Currently, Zazi-vintage, a Berlin-based company, is one of the few existing models successfully promoting craftmanship and socio-economically empowering artisans in the Silk Road region. The head, Jeanne de Kroon, is highly inspired by the rich cultural heritage of the Silk Road and works with female artisans, co-operatives and NGOs in India, Mongolia, Uzbekistan, Tajikistan and Afghanistan. The company produces sustainable fashionable attire including dresses, coats, jackets and more while sharing stories from the region. Afghanistan’s rich fabric resources and skilled tailors provides for both high-quality craftmanship and at the same time creates a cultural and artistic bond with the consumers and beyond globally.
While this is one of the few success stories on culture generating income opportunities, looking into the future, we must foster larger-reach development by turning an elite economic scheme into a locally-owned sustainable model. Using the ties of culture, education, and economics will help us reach that goal. For example, the production and trade of quality cultural goods such as Afghan carpets, cashmere, embroidery, and semi-precious stones such as lapis lazuli, can improve people’s livelihood by generating a sustainable income. The best way to develop such opportunities is through early engagement with the youth so as to build capacities and spread best practices in the field of culture and economics. At the other end of the chain, efforts are needed to reinforce the links between Afghanistan and the world in order to enable an environment conducive to trade and cultural creation.

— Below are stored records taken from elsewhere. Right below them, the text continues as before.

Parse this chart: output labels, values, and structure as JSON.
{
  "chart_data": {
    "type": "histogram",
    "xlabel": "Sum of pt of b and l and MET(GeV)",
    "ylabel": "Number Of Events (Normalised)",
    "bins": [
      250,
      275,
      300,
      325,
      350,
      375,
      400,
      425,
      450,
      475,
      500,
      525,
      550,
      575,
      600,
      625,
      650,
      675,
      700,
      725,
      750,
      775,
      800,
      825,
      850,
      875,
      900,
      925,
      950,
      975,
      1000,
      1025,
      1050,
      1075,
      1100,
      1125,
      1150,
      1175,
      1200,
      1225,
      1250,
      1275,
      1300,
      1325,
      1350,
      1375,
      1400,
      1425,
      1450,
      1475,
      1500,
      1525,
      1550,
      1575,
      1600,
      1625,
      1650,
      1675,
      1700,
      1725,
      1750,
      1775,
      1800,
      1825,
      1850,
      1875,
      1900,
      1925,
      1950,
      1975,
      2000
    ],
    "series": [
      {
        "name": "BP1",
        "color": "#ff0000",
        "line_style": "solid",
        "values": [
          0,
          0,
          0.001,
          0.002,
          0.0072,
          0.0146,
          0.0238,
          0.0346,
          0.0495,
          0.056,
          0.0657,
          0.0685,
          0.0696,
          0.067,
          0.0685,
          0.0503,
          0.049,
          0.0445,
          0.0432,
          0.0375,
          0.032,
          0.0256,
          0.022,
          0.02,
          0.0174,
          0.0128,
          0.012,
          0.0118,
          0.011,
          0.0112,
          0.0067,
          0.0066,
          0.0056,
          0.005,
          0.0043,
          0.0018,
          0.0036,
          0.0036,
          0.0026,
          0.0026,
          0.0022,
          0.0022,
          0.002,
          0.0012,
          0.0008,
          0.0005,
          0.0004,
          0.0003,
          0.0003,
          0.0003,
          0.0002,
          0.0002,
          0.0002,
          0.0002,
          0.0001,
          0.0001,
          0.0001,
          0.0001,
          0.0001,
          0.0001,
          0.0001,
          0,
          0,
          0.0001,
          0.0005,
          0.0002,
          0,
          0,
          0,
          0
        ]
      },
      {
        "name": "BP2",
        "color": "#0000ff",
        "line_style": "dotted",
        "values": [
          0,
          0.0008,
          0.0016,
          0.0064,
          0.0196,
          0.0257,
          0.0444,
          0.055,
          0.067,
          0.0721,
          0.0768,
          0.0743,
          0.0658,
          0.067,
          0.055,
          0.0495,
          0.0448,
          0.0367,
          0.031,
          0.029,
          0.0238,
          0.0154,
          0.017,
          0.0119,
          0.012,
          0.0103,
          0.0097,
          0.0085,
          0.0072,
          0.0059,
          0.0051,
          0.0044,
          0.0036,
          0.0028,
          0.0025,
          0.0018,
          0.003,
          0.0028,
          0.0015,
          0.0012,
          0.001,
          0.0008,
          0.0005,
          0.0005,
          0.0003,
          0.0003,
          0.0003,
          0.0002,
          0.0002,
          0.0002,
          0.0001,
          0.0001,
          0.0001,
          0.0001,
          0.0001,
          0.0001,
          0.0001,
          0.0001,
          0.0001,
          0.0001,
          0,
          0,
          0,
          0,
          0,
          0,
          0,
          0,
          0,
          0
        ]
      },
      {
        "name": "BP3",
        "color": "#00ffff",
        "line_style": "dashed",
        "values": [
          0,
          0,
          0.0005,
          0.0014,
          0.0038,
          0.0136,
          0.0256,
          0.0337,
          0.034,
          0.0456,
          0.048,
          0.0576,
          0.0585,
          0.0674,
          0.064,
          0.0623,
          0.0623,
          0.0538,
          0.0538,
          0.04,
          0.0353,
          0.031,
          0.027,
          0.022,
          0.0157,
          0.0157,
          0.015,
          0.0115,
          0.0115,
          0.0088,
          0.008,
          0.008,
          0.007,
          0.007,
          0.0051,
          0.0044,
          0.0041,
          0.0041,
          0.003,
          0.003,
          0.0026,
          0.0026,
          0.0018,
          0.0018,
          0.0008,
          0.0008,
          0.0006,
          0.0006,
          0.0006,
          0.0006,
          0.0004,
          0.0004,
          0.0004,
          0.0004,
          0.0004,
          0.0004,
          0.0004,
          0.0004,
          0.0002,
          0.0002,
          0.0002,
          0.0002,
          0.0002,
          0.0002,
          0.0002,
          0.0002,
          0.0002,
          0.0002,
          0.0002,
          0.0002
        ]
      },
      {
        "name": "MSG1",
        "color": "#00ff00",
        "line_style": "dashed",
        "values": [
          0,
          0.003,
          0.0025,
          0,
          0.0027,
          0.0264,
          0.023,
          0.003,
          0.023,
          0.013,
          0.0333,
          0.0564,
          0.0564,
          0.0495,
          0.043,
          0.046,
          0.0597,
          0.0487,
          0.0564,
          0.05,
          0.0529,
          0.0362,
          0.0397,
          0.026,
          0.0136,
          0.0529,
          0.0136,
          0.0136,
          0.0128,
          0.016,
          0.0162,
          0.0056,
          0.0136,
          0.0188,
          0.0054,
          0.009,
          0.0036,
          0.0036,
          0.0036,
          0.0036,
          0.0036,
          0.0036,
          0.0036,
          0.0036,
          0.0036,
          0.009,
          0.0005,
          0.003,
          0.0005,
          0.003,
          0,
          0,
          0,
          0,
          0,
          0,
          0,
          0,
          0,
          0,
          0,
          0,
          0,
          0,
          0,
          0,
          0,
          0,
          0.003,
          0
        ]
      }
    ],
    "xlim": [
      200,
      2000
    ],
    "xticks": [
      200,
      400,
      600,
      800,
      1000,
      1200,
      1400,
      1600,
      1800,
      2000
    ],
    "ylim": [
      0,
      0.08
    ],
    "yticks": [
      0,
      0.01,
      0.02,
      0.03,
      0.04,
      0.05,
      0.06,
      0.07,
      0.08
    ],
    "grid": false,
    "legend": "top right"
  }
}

Empowering individuals to become owners of their development make them contribute to society’s successes at large. Culture is what brings people together and connects generations, conveying a sense of dignity and inspiration to all. By linking culture, education and economic development, we can turn Afghanistan's assets into drivers of economic prosperity and make Afghanistan a strong partner in development that carves a richer common future.